None of us had actually used the roaster before, and I was the only one who’d even seen it in operation. David poured a bunch of his moist Tanzanian beans into it. “That looks like a little too much coffee,” I said.
“Yeah, Courtney didn’t use that much. Let’s take some out.”
We took some of the beans out and then, feeling a bit unsure of ourselves, went back to the living room to question Court about it. David asked her, “So you just put the beans in and turn it on, right?”
“Right,” she said. “Just check the directions to set the temperatures and times you want.”
Not really believing that changing the settings would do anything good or bad to this particular coffee, and being men, we took this as affirmation that there was no need to read any directions. David pushed some seemingly random buttons and the roasting process was begun.
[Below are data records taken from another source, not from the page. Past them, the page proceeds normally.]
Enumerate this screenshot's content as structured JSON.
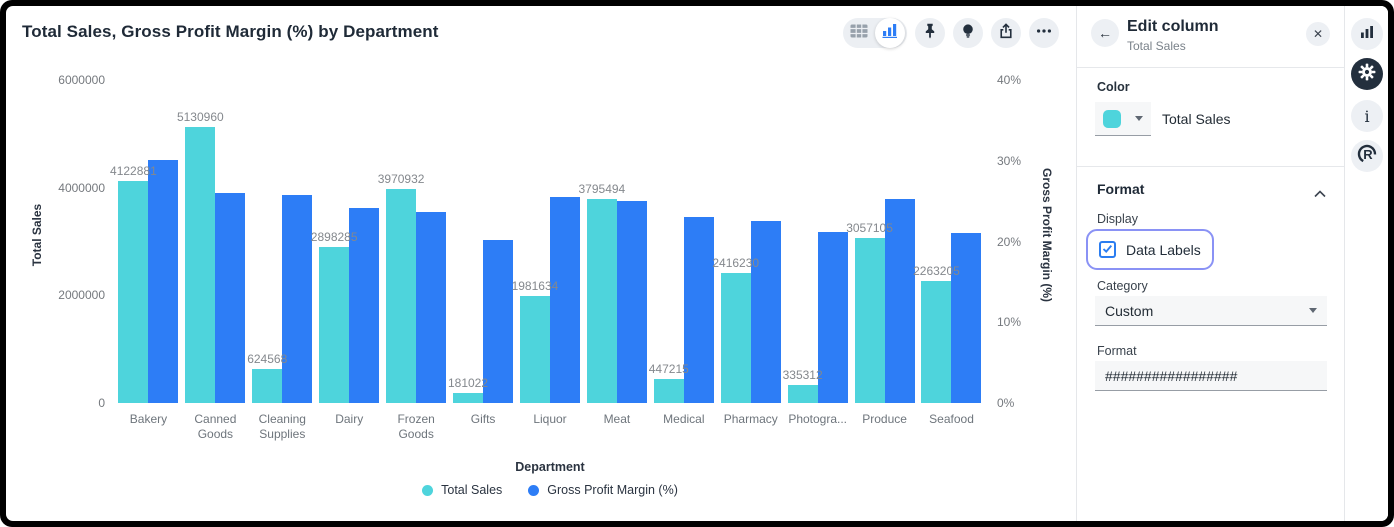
{
  "chart": {
    "title": "Total Sales, Gross Profit Margin (%) by Department",
    "toolbar_icons": [
      "table-view",
      "chart-view",
      "pin",
      "lightbulb",
      "share",
      "more"
    ]
  },
  "chart_data": {
    "type": "bar",
    "title": "Total Sales, Gross Profit Margin (%) by Department",
    "categories": [
      "Bakery",
      "Canned Goods",
      "Cleaning Supplies",
      "Dairy",
      "Frozen Goods",
      "Gifts",
      "Liquor",
      "Meat",
      "Medical",
      "Pharmacy",
      "Photogra...",
      "Produce",
      "Seafood"
    ],
    "series": [
      {
        "name": "Total Sales",
        "axis": "left",
        "color": "#4ED4DC",
        "data_labels": true,
        "values": [
          4122881,
          5130960,
          624568,
          2898285,
          3970932,
          181022,
          1981634,
          3795494,
          447215,
          2416230,
          335312,
          3057105,
          2263205
        ]
      },
      {
        "name": "Gross Profit Margin (%)",
        "axis": "right",
        "color": "#2D7DF6",
        "data_labels": false,
        "values": [
          30.1,
          26.0,
          25.7,
          24.2,
          23.6,
          20.2,
          25.5,
          25.0,
          23.0,
          22.5,
          21.2,
          25.3,
          21.1
        ]
      }
    ],
    "x_axis": {
      "label": "Department"
    },
    "y_left": {
      "label": "Total Sales",
      "max": 6000000,
      "ticks": [
        6000000,
        4000000,
        2000000,
        0
      ]
    },
    "y_right": {
      "label": "Gross Profit Margin (%)",
      "max": 40,
      "ticks": [
        40,
        30,
        20,
        10,
        0
      ],
      "suffix": "%"
    },
    "legend": {
      "position": "bottom",
      "items": [
        {
          "label": "Total Sales",
          "color": "#4ED4DC"
        },
        {
          "label": "Gross Profit Margin (%)",
          "color": "#2D7DF6"
        }
      ]
    },
    "grid": false
  },
  "panel": {
    "header": {
      "back_glyph": "←",
      "title": "Edit column",
      "subtitle": "Total Sales",
      "close_glyph": "✕"
    },
    "color_section": {
      "label": "Color",
      "swatch_color": "#4ED4DC",
      "value": "Total Sales"
    },
    "format_section": {
      "label": "Format",
      "display_label": "Display",
      "data_labels": {
        "label": "Data Labels",
        "checked": true
      },
      "category_label": "Category",
      "category_value": "Custom",
      "format_label": "Format",
      "format_value": "#################"
    }
  },
  "rail": {
    "icons": [
      "bar-chart",
      "settings-gear",
      "info",
      "r-language"
    ],
    "info_glyph": "i",
    "r_glyph": "R"
  }
}
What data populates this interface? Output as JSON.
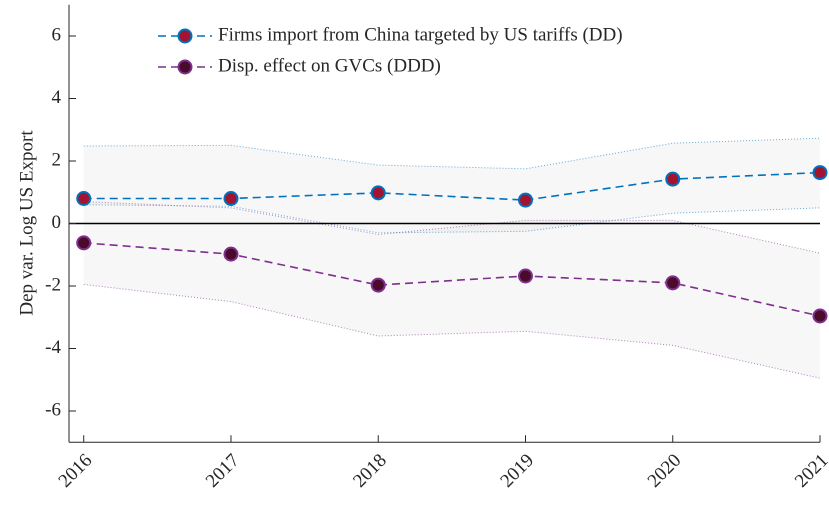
{
  "chart_data": {
    "type": "line",
    "y_label": "Dep var. Log US Export",
    "x": [
      2016,
      2017,
      2018,
      2019,
      2020,
      2021
    ],
    "xlim": [
      2015.9,
      2021
    ],
    "xticks": [
      2016,
      2017,
      2018,
      2019,
      2020,
      2021
    ],
    "ylim": [
      -7,
      7
    ],
    "yticks": [
      -6,
      -4,
      -2,
      0,
      2,
      4,
      6
    ],
    "hline": 0,
    "legend": "upper left",
    "series": [
      {
        "name": "Firms import from China targeted by US tariffs  (DD)",
        "color": "#0072bd",
        "marker_color": "#a2142f",
        "values": [
          0.8,
          0.8,
          0.98,
          0.75,
          1.42,
          1.63
        ],
        "upper": [
          2.48,
          2.5,
          1.87,
          1.75,
          2.57,
          2.73
        ],
        "lower": [
          0.6,
          0.55,
          -0.3,
          -0.25,
          0.33,
          0.5
        ]
      },
      {
        "name": "Disp. effect on GVCs (DDD)",
        "color": "#7e2f8e",
        "marker_color": "#4a0a2a",
        "values": [
          -0.62,
          -0.98,
          -1.97,
          -1.68,
          -1.9,
          -2.96
        ],
        "upper": [
          0.7,
          0.5,
          -0.35,
          0.1,
          0.1,
          -0.95
        ],
        "lower": [
          -1.95,
          -2.5,
          -3.6,
          -3.45,
          -3.9,
          -4.95
        ]
      }
    ]
  }
}
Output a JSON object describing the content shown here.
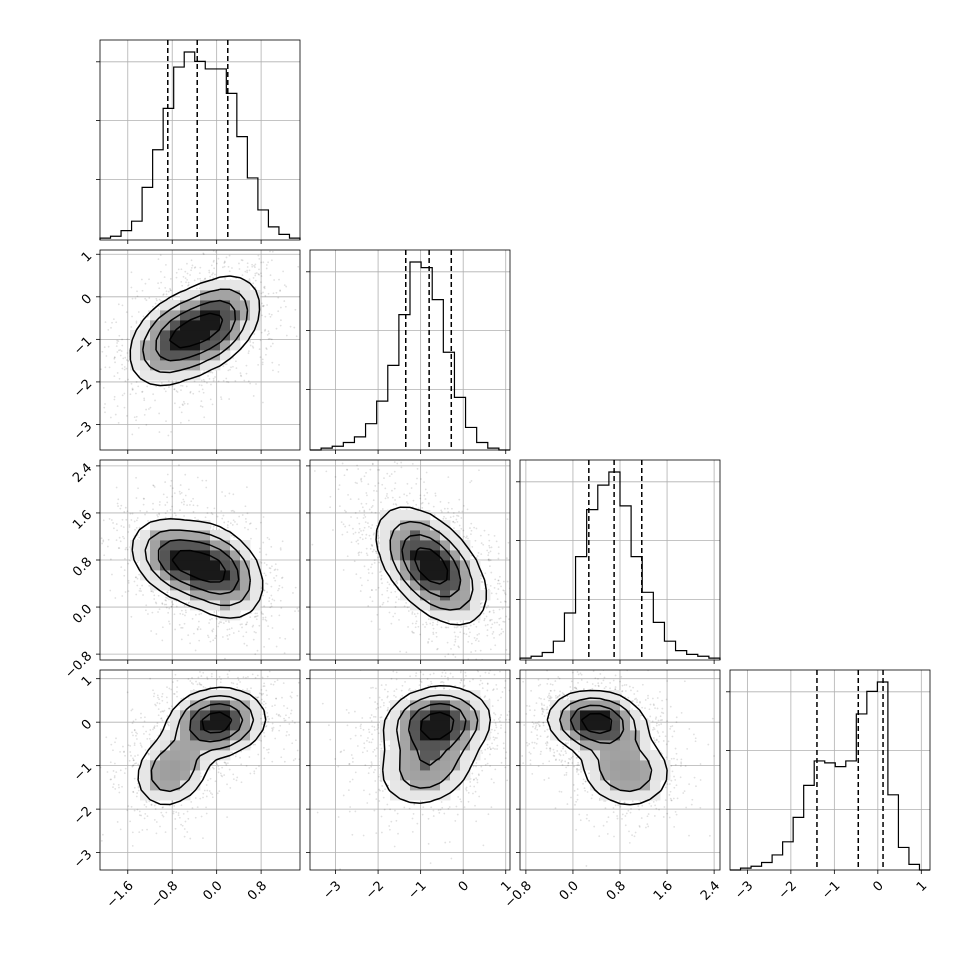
{
  "chart_data": {
    "type": "corner",
    "title": "",
    "parameters": [
      {
        "label": "",
        "range": [
          -2.1,
          1.5
        ],
        "ticks": [
          -1.6,
          -0.8,
          0.0,
          0.8
        ],
        "tick_labels": [
          "−1.6",
          "−0.8",
          "0.0",
          "0.8"
        ],
        "quantiles": [
          -0.88,
          -0.35,
          0.2
        ]
      },
      {
        "label": "",
        "range": [
          -3.6,
          1.1
        ],
        "ticks": [
          -3,
          -2,
          -1,
          0,
          1
        ],
        "tick_labels": [
          "−3",
          "−2",
          "−1",
          "0",
          "1"
        ],
        "quantiles": [
          -1.35,
          -0.8,
          -0.28
        ]
      },
      {
        "label": "",
        "range": [
          -0.9,
          2.5
        ],
        "ticks": [
          -0.8,
          0.0,
          0.8,
          1.6,
          2.4
        ],
        "tick_labels": [
          "−0.8",
          "0.0",
          "0.8",
          "1.6",
          "2.4"
        ],
        "quantiles": [
          0.27,
          0.7,
          1.17
        ]
      },
      {
        "label": "",
        "range": [
          -3.4,
          1.2
        ],
        "ticks": [
          -3,
          -2,
          -1,
          0,
          1
        ],
        "tick_labels": [
          "−3",
          "−2",
          "−1",
          "0",
          "1"
        ],
        "quantiles": [
          -1.4,
          -0.45,
          0.12
        ]
      }
    ],
    "histograms": [
      [
        0.01,
        0.02,
        0.05,
        0.1,
        0.28,
        0.48,
        0.7,
        0.92,
        1.0,
        0.95,
        0.91,
        0.91,
        0.78,
        0.55,
        0.33,
        0.16,
        0.07,
        0.03,
        0.01
      ],
      [
        0.0,
        0.01,
        0.02,
        0.04,
        0.07,
        0.14,
        0.26,
        0.45,
        0.72,
        1.0,
        0.97,
        0.8,
        0.52,
        0.28,
        0.12,
        0.04,
        0.01,
        0.0
      ],
      [
        0.01,
        0.02,
        0.04,
        0.1,
        0.25,
        0.55,
        0.8,
        0.93,
        1.0,
        0.82,
        0.55,
        0.36,
        0.2,
        0.1,
        0.05,
        0.03,
        0.02,
        0.01
      ],
      [
        0.0,
        0.01,
        0.02,
        0.04,
        0.08,
        0.15,
        0.28,
        0.45,
        0.58,
        0.57,
        0.55,
        0.58,
        0.83,
        0.95,
        1.0,
        0.4,
        0.12,
        0.03,
        0.0
      ]
    ],
    "pairs": [
      {
        "x": 0,
        "y": 1,
        "modes": [
          {
            "mx": -0.75,
            "my": -1.0,
            "sx": 0.42,
            "sy": 0.55,
            "rho": 0.35,
            "w": 0.5
          },
          {
            "mx": 0.0,
            "my": -0.6,
            "sx": 0.4,
            "sy": 0.55,
            "rho": 0.35,
            "w": 0.5
          }
        ]
      },
      {
        "x": 0,
        "y": 2,
        "modes": [
          {
            "mx": -0.7,
            "my": 0.8,
            "sx": 0.42,
            "sy": 0.35,
            "rho": -0.3,
            "w": 0.5
          },
          {
            "mx": 0.05,
            "my": 0.6,
            "sx": 0.4,
            "sy": 0.4,
            "rho": -0.3,
            "w": 0.5
          }
        ]
      },
      {
        "x": 1,
        "y": 2,
        "modes": [
          {
            "mx": -0.75,
            "my": 0.7,
            "sx": 0.62,
            "sy": 0.48,
            "rho": -0.5,
            "w": 1.0
          }
        ]
      },
      {
        "x": 0,
        "y": 3,
        "modes": [
          {
            "mx": -0.8,
            "my": -1.1,
            "sx": 0.35,
            "sy": 0.45,
            "rho": 0.2,
            "w": 0.35
          },
          {
            "mx": 0.0,
            "my": 0.0,
            "sx": 0.42,
            "sy": 0.38,
            "rho": 0.1,
            "w": 0.65
          }
        ]
      },
      {
        "x": 1,
        "y": 3,
        "modes": [
          {
            "mx": -0.85,
            "my": -1.0,
            "sx": 0.6,
            "sy": 0.5,
            "rho": 0.2,
            "w": 0.35
          },
          {
            "mx": -0.6,
            "my": 0.0,
            "sx": 0.6,
            "sy": 0.4,
            "rho": 0.1,
            "w": 0.65
          }
        ]
      },
      {
        "x": 2,
        "y": 3,
        "modes": [
          {
            "mx": 0.4,
            "my": 0.0,
            "sx": 0.4,
            "sy": 0.35,
            "rho": -0.1,
            "w": 0.65
          },
          {
            "mx": 0.9,
            "my": -1.1,
            "sx": 0.4,
            "sy": 0.45,
            "rho": -0.1,
            "w": 0.35
          }
        ]
      }
    ],
    "contour_levels": [
      0.12,
      0.3,
      0.55,
      0.82
    ],
    "grid": true,
    "legend": "none"
  }
}
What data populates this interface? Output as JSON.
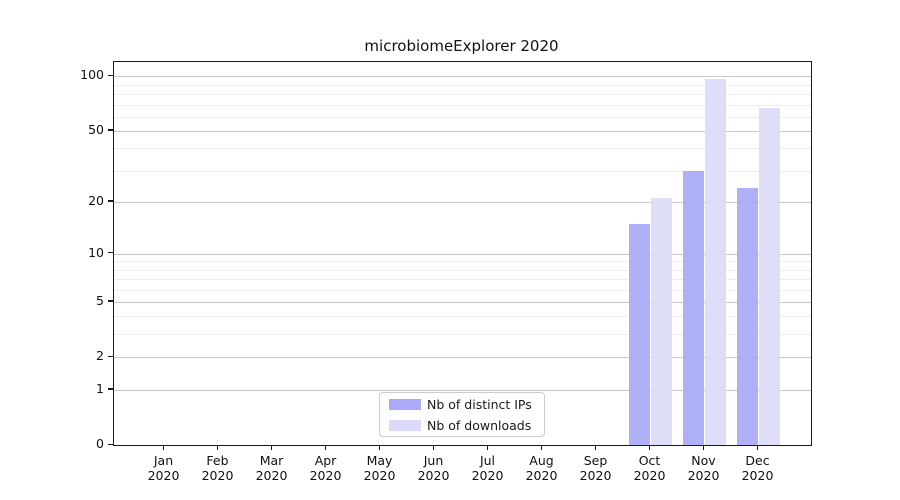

Lots of things happen to green coffee beans during roasting. Moisture is evaporated, the beans expand drastically in volume, and carbon dioxide (plus very small amounts of carbon monoxide) is released. Contrary to popular belief, the smell of roasting coffee isn’t all that great. Freshly roasted coffee smells delicious; the smoke it produces, not so much. All of these facts were about to conspire against us as we tranformed Courtney’s kitchen into the world’s worst small batch roastery.
Normally, the beans circulate throughout the roasting chamber as the air blows through them. But since we’d used too much coffee, when the beans expanded they had nowhere to move. They were pinned in place, with a small amount of them stuck right at the hottest point in the roaster. Those burnt to a crisp while the rest sent out plumes of smoke and steam.
Smoke pouring into the kitchen was the first sign of things gone wrong.
It’s a good thing the camera crew had left already. People in the kitchen barely show up on film.
I think the carbon monoxide is getting to David in this photo.
At this point the smart thing to do would have been to unplug the roaster. In our defense, it was Court’s idea to have us pose for pictures instead. Perhaps she just wanted evidence for the civil suit?
Nearly two years after Court and I stopped being roommates, I can still find ways to leave a royal mess in her kitchen.